The survival game 7 Days to Die has a huge new experimental release out
8 Oct 2019 at 11:09 am UTC

Quoting: GuestVulkan works on NVIDIA in 7DtD, but last time I tried it there were pink textures everywhere.
Quoting: EhvisMay I ask what GPU/driver? My lock up was on NVIDIA as well.
That's what I was referring to. For some people it works, for some it crashes or even hard lockups PC (the latter is definitely a driver issue I'd say as regular programs should never be able to cause that). That's independent of nVidia / AMD / Intel it seems, some on our team tested with nVidia and it did not work, for some it worked. Same for Windows and Linux. So yeah, think there's all kinds of different issues coming into play in regards to Vulkan currently, probably from all GPU-HW, GPU-drivers, Unity and possibly our shaders (no idea in that regards, I have never really dabbled into those things :) ).

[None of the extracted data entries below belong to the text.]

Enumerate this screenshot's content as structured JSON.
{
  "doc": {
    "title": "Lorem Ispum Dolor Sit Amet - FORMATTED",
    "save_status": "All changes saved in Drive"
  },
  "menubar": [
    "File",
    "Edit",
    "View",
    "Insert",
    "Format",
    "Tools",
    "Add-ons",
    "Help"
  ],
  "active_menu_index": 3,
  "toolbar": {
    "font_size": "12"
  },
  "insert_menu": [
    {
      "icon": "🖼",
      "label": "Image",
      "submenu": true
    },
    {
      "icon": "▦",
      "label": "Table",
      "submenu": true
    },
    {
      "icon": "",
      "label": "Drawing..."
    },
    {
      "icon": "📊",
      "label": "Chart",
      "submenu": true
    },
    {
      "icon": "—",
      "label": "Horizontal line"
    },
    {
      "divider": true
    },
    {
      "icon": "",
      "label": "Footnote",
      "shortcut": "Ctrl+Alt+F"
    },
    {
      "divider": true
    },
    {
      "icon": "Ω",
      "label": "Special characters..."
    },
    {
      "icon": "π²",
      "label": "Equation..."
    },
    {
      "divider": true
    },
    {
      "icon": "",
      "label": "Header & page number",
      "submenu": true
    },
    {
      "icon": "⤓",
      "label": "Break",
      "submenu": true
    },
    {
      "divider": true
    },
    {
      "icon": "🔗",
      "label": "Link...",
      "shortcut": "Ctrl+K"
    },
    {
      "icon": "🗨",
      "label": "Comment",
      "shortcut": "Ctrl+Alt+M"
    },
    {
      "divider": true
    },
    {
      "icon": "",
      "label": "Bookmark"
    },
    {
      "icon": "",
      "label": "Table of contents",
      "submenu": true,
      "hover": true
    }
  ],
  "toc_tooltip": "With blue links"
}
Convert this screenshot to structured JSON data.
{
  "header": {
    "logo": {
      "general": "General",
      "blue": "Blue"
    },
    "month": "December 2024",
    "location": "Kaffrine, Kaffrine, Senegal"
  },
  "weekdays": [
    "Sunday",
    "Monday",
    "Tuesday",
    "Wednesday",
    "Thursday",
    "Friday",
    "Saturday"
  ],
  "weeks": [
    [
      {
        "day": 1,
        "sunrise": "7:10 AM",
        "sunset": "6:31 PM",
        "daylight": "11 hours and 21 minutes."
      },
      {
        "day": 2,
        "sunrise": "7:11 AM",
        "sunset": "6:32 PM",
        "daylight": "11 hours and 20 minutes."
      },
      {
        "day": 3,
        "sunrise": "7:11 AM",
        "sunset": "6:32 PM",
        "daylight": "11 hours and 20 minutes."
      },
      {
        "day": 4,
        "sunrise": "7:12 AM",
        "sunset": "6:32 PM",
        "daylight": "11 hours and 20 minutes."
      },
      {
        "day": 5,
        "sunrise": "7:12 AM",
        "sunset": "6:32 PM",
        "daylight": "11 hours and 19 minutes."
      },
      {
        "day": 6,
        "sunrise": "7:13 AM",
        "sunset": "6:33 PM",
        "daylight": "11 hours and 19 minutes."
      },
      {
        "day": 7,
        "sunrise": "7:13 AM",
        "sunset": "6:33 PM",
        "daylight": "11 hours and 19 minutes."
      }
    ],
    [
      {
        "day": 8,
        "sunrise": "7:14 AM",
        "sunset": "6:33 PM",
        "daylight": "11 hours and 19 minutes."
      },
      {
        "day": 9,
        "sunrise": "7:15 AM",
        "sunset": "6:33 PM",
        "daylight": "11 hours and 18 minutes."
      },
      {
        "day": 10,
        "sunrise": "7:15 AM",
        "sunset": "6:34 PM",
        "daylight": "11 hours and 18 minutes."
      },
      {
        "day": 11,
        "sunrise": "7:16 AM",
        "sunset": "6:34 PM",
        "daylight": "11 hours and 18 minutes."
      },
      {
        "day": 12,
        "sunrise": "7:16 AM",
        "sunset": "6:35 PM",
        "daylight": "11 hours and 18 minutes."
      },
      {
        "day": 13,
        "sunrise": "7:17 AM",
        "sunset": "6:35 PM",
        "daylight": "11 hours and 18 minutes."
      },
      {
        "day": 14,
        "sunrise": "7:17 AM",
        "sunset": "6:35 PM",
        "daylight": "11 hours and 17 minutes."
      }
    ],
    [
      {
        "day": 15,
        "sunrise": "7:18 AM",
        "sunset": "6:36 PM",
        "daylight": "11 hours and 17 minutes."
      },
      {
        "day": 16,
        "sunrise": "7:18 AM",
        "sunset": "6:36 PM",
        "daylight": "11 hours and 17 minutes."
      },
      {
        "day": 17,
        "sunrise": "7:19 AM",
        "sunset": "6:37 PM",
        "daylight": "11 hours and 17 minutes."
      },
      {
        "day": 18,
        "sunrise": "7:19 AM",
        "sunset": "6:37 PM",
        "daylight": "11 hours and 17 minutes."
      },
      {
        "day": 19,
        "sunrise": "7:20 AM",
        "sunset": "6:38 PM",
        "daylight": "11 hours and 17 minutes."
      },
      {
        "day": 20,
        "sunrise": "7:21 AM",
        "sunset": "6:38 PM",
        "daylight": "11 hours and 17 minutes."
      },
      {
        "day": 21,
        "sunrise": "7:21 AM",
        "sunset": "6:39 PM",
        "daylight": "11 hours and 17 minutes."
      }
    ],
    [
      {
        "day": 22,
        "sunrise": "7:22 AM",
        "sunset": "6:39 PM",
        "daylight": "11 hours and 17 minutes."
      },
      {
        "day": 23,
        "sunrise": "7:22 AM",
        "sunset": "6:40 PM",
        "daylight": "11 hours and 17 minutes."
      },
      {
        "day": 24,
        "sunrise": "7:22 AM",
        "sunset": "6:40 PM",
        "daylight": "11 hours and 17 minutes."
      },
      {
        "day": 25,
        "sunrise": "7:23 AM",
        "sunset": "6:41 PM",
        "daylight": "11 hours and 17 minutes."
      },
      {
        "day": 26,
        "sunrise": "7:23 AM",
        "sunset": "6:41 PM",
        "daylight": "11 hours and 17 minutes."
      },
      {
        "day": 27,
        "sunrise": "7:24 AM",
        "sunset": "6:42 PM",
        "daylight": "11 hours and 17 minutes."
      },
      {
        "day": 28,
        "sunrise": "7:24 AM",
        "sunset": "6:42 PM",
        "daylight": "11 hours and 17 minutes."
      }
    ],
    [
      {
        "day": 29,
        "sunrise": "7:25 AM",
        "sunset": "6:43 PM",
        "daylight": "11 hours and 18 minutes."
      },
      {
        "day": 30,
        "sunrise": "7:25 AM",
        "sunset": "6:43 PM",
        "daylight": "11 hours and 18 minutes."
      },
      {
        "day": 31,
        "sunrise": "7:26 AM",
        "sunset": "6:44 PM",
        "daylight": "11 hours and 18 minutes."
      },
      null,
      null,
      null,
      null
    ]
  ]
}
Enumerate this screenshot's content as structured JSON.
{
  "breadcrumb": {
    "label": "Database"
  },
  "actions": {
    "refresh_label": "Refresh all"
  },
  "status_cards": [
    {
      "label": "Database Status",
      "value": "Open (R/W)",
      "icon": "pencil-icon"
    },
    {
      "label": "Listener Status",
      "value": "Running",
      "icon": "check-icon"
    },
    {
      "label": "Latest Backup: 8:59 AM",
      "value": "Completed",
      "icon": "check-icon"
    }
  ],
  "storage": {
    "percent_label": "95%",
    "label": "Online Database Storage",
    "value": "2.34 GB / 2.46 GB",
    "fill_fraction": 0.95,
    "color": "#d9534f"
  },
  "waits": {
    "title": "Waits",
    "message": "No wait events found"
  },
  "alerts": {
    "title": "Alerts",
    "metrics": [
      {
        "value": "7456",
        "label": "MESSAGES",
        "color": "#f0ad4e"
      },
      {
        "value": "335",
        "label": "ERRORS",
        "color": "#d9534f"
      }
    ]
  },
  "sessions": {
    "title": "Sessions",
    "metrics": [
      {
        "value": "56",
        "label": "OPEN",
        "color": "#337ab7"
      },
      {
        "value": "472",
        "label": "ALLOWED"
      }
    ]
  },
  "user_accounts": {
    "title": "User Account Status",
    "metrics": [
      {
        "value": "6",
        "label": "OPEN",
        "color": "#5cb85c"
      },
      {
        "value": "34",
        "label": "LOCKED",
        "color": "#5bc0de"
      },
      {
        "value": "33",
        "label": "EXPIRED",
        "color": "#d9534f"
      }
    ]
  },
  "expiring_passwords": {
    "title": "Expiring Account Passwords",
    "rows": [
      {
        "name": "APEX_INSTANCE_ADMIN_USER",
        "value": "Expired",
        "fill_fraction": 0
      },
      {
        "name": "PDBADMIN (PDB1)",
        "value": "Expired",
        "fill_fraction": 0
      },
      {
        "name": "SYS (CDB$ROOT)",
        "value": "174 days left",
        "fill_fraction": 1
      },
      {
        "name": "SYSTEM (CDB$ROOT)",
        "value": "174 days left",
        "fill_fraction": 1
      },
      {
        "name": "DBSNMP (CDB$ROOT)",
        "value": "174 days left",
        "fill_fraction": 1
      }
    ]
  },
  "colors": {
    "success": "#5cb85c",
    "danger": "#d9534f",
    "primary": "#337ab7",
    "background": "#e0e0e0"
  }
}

Quoting: Liam DaweYeah, it works now and doesn't seem pink. For me though, the game repeatedly sucks all my RAM away on the first few loads and locks my PC up. Experimental for a reason eh.
In the same session that you were generating a new RWG world (assuming you used one) or even in a program session when you "only" loaded a game on such a world? Unfortunately the world data take up a damn amount of RAM currently and aren't impacted by the texture quality setting obviously.

Also, just as a note: I tried to quote multiple people by clicking the quote button on three posts. The text the software put in the reply box was quite messed up after that, like non-matching quotation-codes :)

The survival game 7 Days to Die has a huge new experimental release out
7 Oct 2019 at 11:22 pm UTC Likes: 1

Quoting: EhvisNoticed that Vulkan was mentioned in the launcher (with warning). But unfortunately that resulted in a hard lock up of the machine right after entering the game.
From what I read so far it seems to be highly dependent on your GPU and driver, some people seem to have no issues at all. I suppose with newer versions of Unity and drivers getting more solid this might become usable for more people.